If you aren't familiar with this, it's the nation's largest effort to call attention to this awful disease as well as raise funding to support research and help with care for those families suffering through Alzheimer's.

It is, indeed, a family disease. There is research to suggest that at least part of the awful thing is genetic, but beyond that every family struck by the disease suffers -- not just the person or people who are afflicted with it. In my case, my father-in-law suffered advanced Alzheimer's in the closing months of his life and my wife was devastated by the experience. Some years later, her mother went through some very difficult battles with dementia in the last year or so of life, though it was never specifically diagnosed as Alzheimer's. Quite frankly, to this day I go through brief bouts of worry any time she or I (we are both in our 60s) experience those "senior moments" of forgetfulness we all kid about.

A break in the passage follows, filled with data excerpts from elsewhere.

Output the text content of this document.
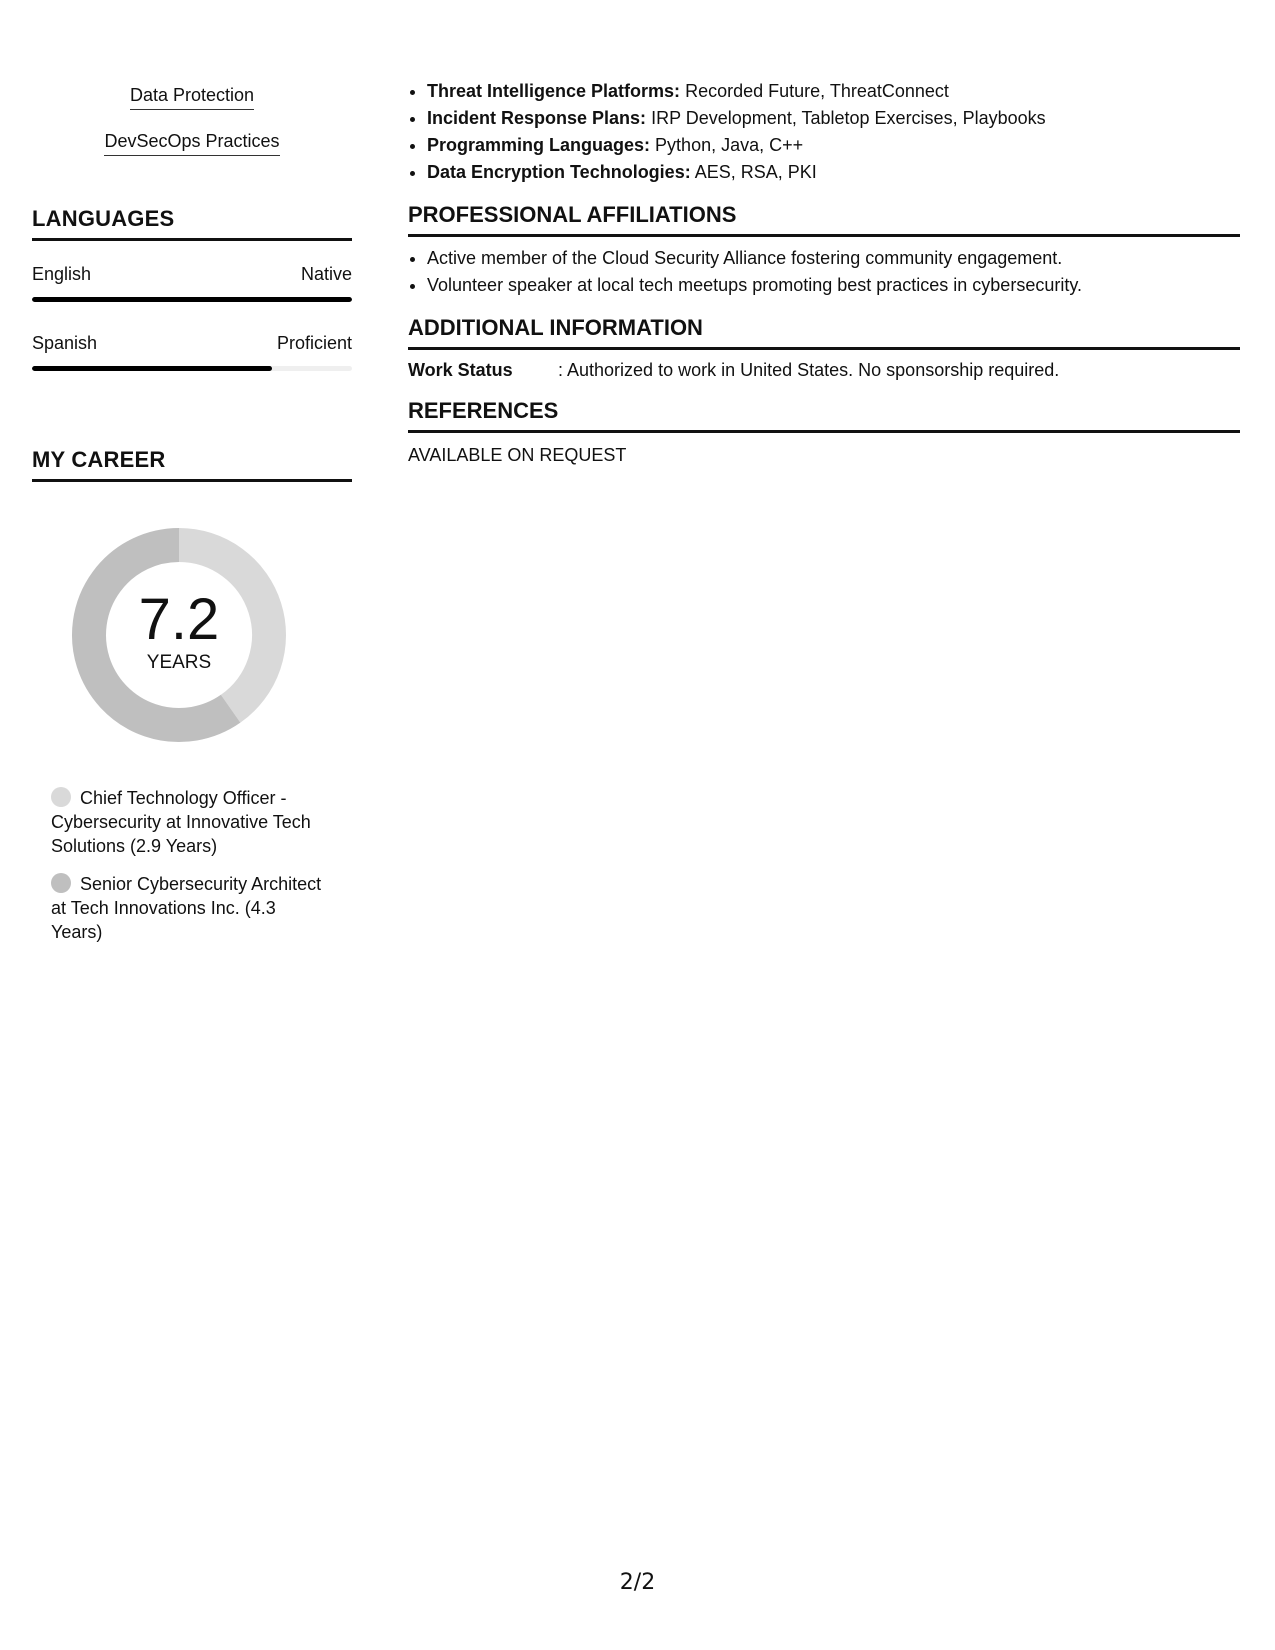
Data Protection
DevSecOps Practices
LANGUAGES
English	Native
Spanish	Proficient
MY CAREER
7.2
YEARS
Chief Technology Officer - Cybersecurity at Innovative Tech Solutions (2.9 Years)
Senior Cybersecurity Architect at Tech Innovations Inc. (4.3 Years)
• Threat Intelligence Platforms: Recorded Future, ThreatConnect
• Incident Response Plans: IRP Development, Tabletop Exercises, Playbooks
• Programming Languages: Python, Java, C++
• Data Encryption Technologies: AES, RSA, PKI
PROFESSIONAL AFFILIATIONS
• Active member of the Cloud Security Alliance fostering community engagement.
• Volunteer speaker at local tech meetups promoting best practices in cybersecurity.
ADDITIONAL INFORMATION
Work Status	: Authorized to work in United States. No sponsorship required.
REFERENCES
AVAILABLE ON REQUEST
2/2
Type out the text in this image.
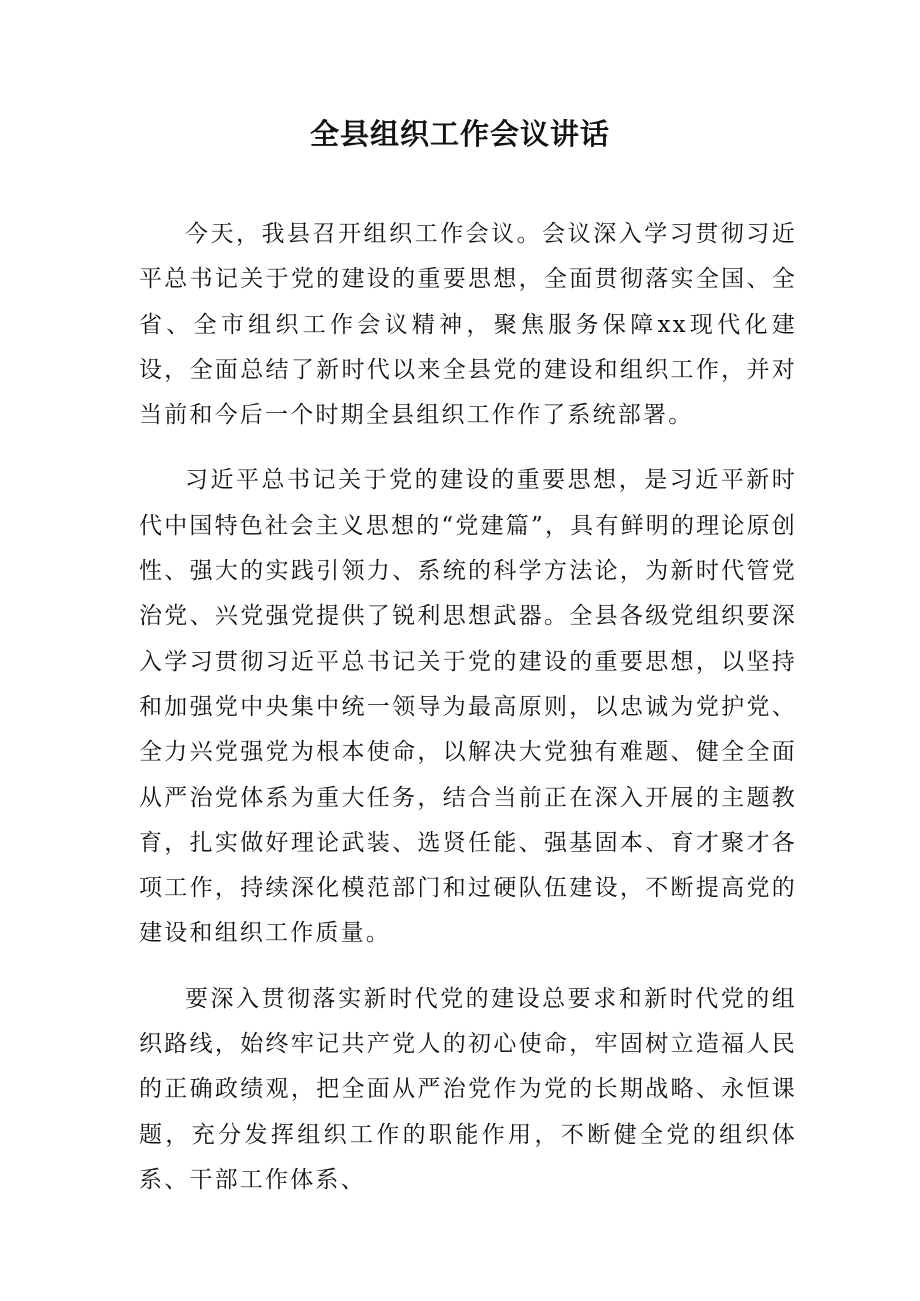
全县组织工作会议讲话

今天，我县召开组织工作会议。会议深入学习贯彻习近平总书记关于党的建设的重要思想，全面贯彻落实全国、全省、全市组织工作会议精神，聚焦服务保障xx现代化建设，全面总结了新时代以来全县党的建设和组织工作，并对当前和今后一个时期全县组织工作作了系统部署。

习近平总书记关于党的建设的重要思想，是习近平新时代中国特色社会主义思想的“党建篇”，具有鲜明的理论原创性、强大的实践引领力、系统的科学方法论，为新时代管党治党、兴党强党提供了锐利思想武器。全县各级党组织要深入学习贯彻习近平总书记关于党的建设的重要思想，以坚持和加强党中央集中统一领导为最高原则，以忠诚为党护党、全力兴党强党为根本使命，以解决大党独有难题、健全全面从严治党体系为重大任务，结合当前正在深入开展的主题教育，扎实做好理论武装、选贤任能、强基固本、育才聚才各项工作，持续深化模范部门和过硬队伍建设，不断提高党的建设和组织工作质量。

要深入贯彻落实新时代党的建设总要求和新时代党的组织路线，始终牢记共产党人的初心使命，牢固树立造福人民的正确政绩观，把全面从严治党作为党的长期战略、永恒课题，充分发挥组织工作的职能作用，不断健全党的组织体系、干部工作体系、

I encourage you to go to the Alzheimer's Association website I have linked to above and get the details about a walk in your area, or even find information about starting a walk. According to the information at the Association's site, Alzheimer's Walks typically are 2-3 miles long and are done on a weekend morning in the fall. There are more than 600 communities nationwide holding such wonderful fundraisers, and the site even has a ZIP Code form you can use to quickly locate a walk near you.

Take the time to find out about this and "do the right thing," whatever that may be for you and your particular situation. What a wonderful blessing it would be for millions if the disease could be cured. And what a wonderful blessing YOU may be to someone by doing your part in this, no matter how big or how small.